Tuesday, July 19, 2011

"Did you consider he might be gifted?"

"Don't go around telling people he's gifted." (Betsy)
"Why not?" (Shawn)
"Because...we don't know that...and...it sounds...it sounds like you think he's better." (Betsy)

The above was an exchange between my husband and I a couple of weeks ago. I can admit that our son seems unique in some ways. He has loved documentaries about nature and the ocean since we started letting him watch TV over any cartoon. His vocabulary is extensive and usually humorous to adults. He loves to draw, experiment and create. He can be very detailed and often falls apart when things don't go as he planned. He is easily thrown into emotional tantrums that he is learning to control but make us go, "wha??" He is complex, he is a human being, he is six, and I have a hard time believing he is that much different than his peers. I do wonder about the emotional part though, that has always been a difference, a glaring difference. The other things were differences at times as well, but they just seem like personal interests. Do they really mean he is "different?" All this thought and questioning lead me to a book, Guiding the Gifted Child, A practical Source for Parents and Teachers, by Webb, Meckstroth and Tolan.
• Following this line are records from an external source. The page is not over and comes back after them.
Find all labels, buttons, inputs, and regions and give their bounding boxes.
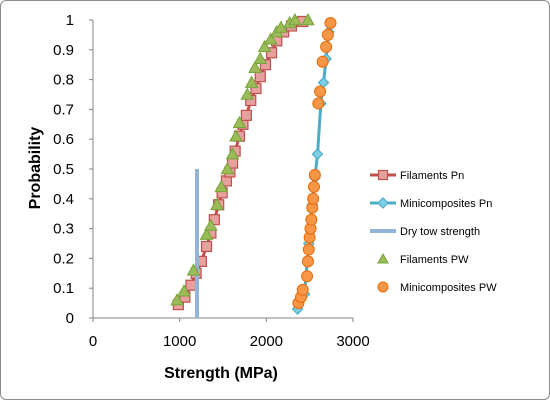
y-axis-title: Probability [27,127,44,210]
y-tick-label: 0.4 [53,191,74,208]
series-filaments-pw [171,14,314,305]
x-tick-label: 3000 [336,333,369,350]
x-tick-label: 0 [89,333,97,350]
data-point [254,53,266,64]
data-point [309,169,320,180]
data-point [322,29,333,40]
y-tick-label: 0.7 [53,101,74,118]
data-point [186,280,196,290]
data-point [297,284,308,295]
x-axis-title: Strength (MPa) [164,365,278,382]
data-point [303,244,314,255]
data-point [313,98,324,109]
legend-label: Filaments Pn [400,170,464,182]
data-point [202,241,212,251]
legend-marker [378,254,388,263]
legend-item: Filaments Pn [370,170,464,182]
data-point [315,86,326,97]
y-tick-label: 1 [66,12,74,29]
legend-label: Minicomposites PW [400,282,497,294]
y-tick-label: 0.1 [53,280,74,297]
y-tick-label: 0 [66,310,74,327]
legend-marker [378,198,388,208]
y-tick-label: 0.9 [53,42,74,59]
y-tick-label: 0.3 [53,221,74,238]
data-point [241,110,251,120]
legend-label: Filaments PW [400,254,469,266]
legend-item: Minicomposites Pn [370,198,492,210]
legend-marker [379,171,388,180]
data-point [255,72,265,82]
y-tick-label: 0.6 [53,131,74,148]
legend-item: Minicomposites PW [378,282,497,294]
data-point [302,256,313,267]
legend-label: Minicomposites Pn [400,198,492,210]
y-tick-label: 0.8 [53,72,74,89]
y-tick-label: 0.5 [53,161,74,178]
data-point [312,149,322,159]
data-point [302,271,313,282]
data-point [317,56,328,67]
legend-label: Dry tow strength [400,226,480,238]
data-point [321,41,332,52]
legend: Filaments Pn Minicomposites Pn Dry tow str… [370,170,497,294]
legend-item: Dry tow strength [370,226,480,238]
data-point [308,193,319,204]
x-tick-label: 2000 [250,333,283,350]
x-tick-label: 1000 [163,333,196,350]
data-point [309,181,320,192]
data-point [306,214,317,225]
legend-marker [378,282,388,292]
data-point [325,17,336,28]
y-tick-label: 0.2 [53,250,74,267]
legend-item: Filaments PW [378,254,469,266]
plot-area [89,14,353,322]
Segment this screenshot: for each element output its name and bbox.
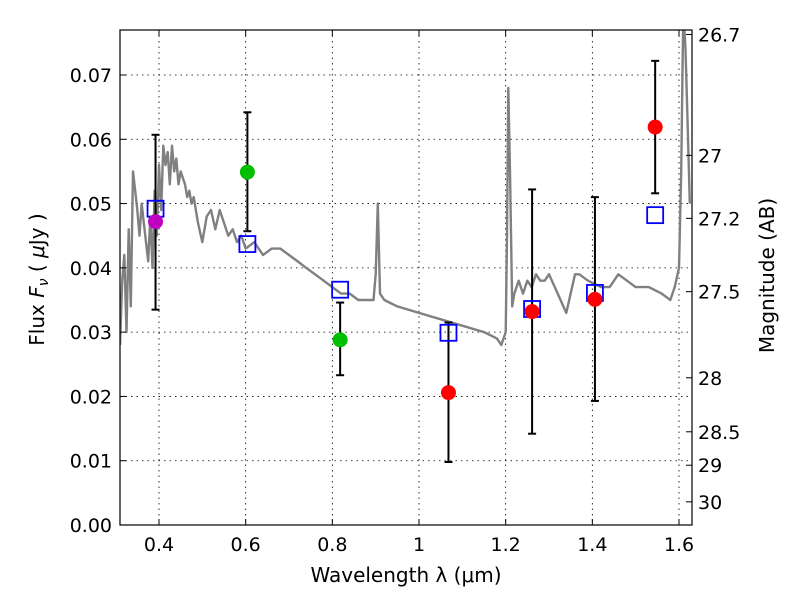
y-tick-label: 0.04 xyxy=(70,258,112,280)
grid xyxy=(120,30,692,526)
y-tick-label: 0.02 xyxy=(70,386,112,408)
ticks-layer: 0.4 0.6 0.8 1 1.2 1.4 1.6 0.00 0.01 0.02 0.03 0.04 0… xyxy=(70,25,741,557)
plot-frame xyxy=(119,29,693,526)
sed-template-layer xyxy=(120,30,691,347)
y-axis-label-unit: Jy ) xyxy=(25,213,49,247)
x-tick-label: 0.8 xyxy=(317,534,347,556)
x-tick-label: 1.6 xyxy=(664,534,694,556)
y-tick-label: 0.00 xyxy=(70,515,112,537)
y-axis-label: Flux Fν ( μJy ) xyxy=(25,213,52,345)
observed-point xyxy=(587,291,603,307)
model-point xyxy=(238,235,257,253)
observed-points-layer xyxy=(148,119,663,401)
model-point xyxy=(646,206,665,225)
y2-tick-label: 27.5 xyxy=(698,282,740,304)
y-tick-label: 0.07 xyxy=(70,65,112,87)
observed-point xyxy=(148,214,164,230)
y-axis-label-open: ( xyxy=(25,258,49,279)
y-tick-label: 0.05 xyxy=(70,194,112,216)
y2-tick-label: 28 xyxy=(698,368,722,390)
y-axis-label-subscript: ν xyxy=(36,278,52,286)
observed-point xyxy=(440,385,456,401)
x-axis-label: Wavelength λ (μm) xyxy=(310,563,501,587)
y2-tick-label: 27 xyxy=(698,145,722,167)
observed-point xyxy=(332,332,348,348)
x-tick-label: 1.2 xyxy=(491,534,521,556)
y2-tick-label: 27.2 xyxy=(698,208,740,230)
secondary-y-axis-label: Magnitude (AB) xyxy=(755,198,779,353)
y2-tick-label: 26.7 xyxy=(698,25,740,47)
sed-template-line xyxy=(120,30,691,347)
y-tick-label: 0.03 xyxy=(70,322,112,344)
x-tick-label: 1 xyxy=(413,534,425,556)
x-tick-label: 1.4 xyxy=(577,534,607,556)
y-axis-label-prefix: Flux xyxy=(25,298,49,346)
observed-point xyxy=(524,304,540,320)
y-tick-label: 0.01 xyxy=(70,451,112,473)
y2-tick-label: 29 xyxy=(698,455,722,477)
x-tick-label: 0.6 xyxy=(231,534,261,556)
observed-point xyxy=(239,164,255,180)
model-points-layer xyxy=(146,199,665,342)
error-bars-layer xyxy=(151,59,660,463)
y2-tick-label: 30 xyxy=(698,492,722,514)
x-tick-label: 0.4 xyxy=(144,534,174,556)
y-axis-label-symbol: F xyxy=(25,286,49,298)
observed-point xyxy=(647,119,663,135)
y2-tick-label: 28.5 xyxy=(698,422,740,444)
model-point xyxy=(439,323,458,342)
y-tick-label: 0.06 xyxy=(70,129,112,151)
model-point xyxy=(331,280,350,299)
y-axis-label-mu: μ xyxy=(25,245,49,259)
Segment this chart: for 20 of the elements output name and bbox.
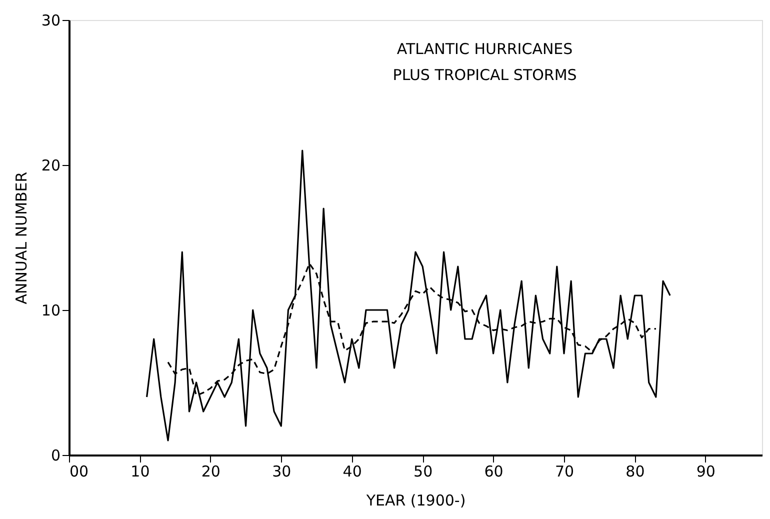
y-tick-label: 30 — [41, 12, 60, 30]
x-axis-title: YEAR (1900-) — [365, 492, 466, 510]
x-tick-label: 70 — [554, 462, 574, 480]
x-tick-label: 30 — [272, 462, 292, 480]
x-tick-label: 20 — [201, 462, 220, 480]
annotation: PLUS TROPICAL STORMS — [392, 66, 577, 84]
x-tick-label: 60 — [484, 462, 504, 480]
line-series — [167, 262, 657, 396]
x-tick-label: 50 — [414, 462, 433, 480]
x-tick-label: 90 — [696, 462, 716, 480]
x-tick-label: 10 — [130, 462, 150, 480]
y-tick-label: 0 — [50, 446, 60, 464]
x-tick-label: 00 — [70, 462, 89, 480]
x-tick-label: 80 — [626, 462, 645, 480]
y-tick-label: 20 — [41, 156, 60, 174]
annotation: ATLANTIC HURRICANES — [396, 40, 573, 58]
y-tick-label: 10 — [41, 302, 60, 320]
x-tick-label: 40 — [342, 462, 362, 480]
y-axis-title: ANNUAL NUMBER — [12, 172, 30, 304]
line-series — [146, 150, 671, 442]
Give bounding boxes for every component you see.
I don't know that I chose the right book to begin analyzing this idea of "gifted and talented" but I am realizing that this little question is relevant because as a kindergarten teacher I should probably know more about what defines a gifted child.
I have read about half the book so far and this is what is standing out, most of which I am finding disappointing and disturbing.
About two and one half percent of the population is gifted, meaning in the easiest measurable way, their IQ ranges from 130-200. What I find interesting here is that there are 70 points spread within the gifted category. The average person has an IQ of 100 while a person who is borderline mentally impaired is only 45 points lower, and then lower yet refers to those who are more significantly impaired. So from 0-100 points is all of us average and below and then the next 101-200 refer to those above average or into the gifted ranges. Now, what becomes more interesting yet is how this books paints a picture that describes being "afflicted" with being gifted. Wow, I never thought of someone who was gifted as being struck with an illness or a crippling syndrome, but I was naive before reading this book, and I still have a long way to go on this subject. Below is an excerpt from the book that will stay with me and hopefully help me to consider that a child who sees the world so differently, acts so differently, and feels emotion so differently may need a teacher willing to see things differently too.
Imagine that there is no other world to live in, and much of the world's productions are, in fact, mediocre. The challenge, then, is whether we could learn to live gladly in that world, with personal contentment, sharing and joy, or whether we would be angry, depressed, withdrawn and miserable . . . perhaps finally deciding that such a life was not worth living (page 26).
I know, heavy isn't it? It was also sad for me to learn that many gifted children drop out of school. I am going to read more of this book, but I think for the purposes of my learning I am going to seek out the following book as a follow-up, Building Emotional Intelligence: Techniques to Cultivate Inner Strength in Children, by Lantieri and Goleman. As for my son, parenting is hard and I need to keep learning how to do it better, no matter what his intelligence.

1 comment:

Linda B said...

I've taught gifted children for numerous years, in an independent school for the gifted. There are several ways to look at the term, but we do not see it as afflicted, but as a 'gift' to be nurtured. There are many sites helpful online, and the National Ass'n for Gifted Educ. is one of them. One important thing to our philosophy: "every child deserves to learn something every day", not just wait until someone thinks it's appropriate. I hope you find good ways to learn along with your child.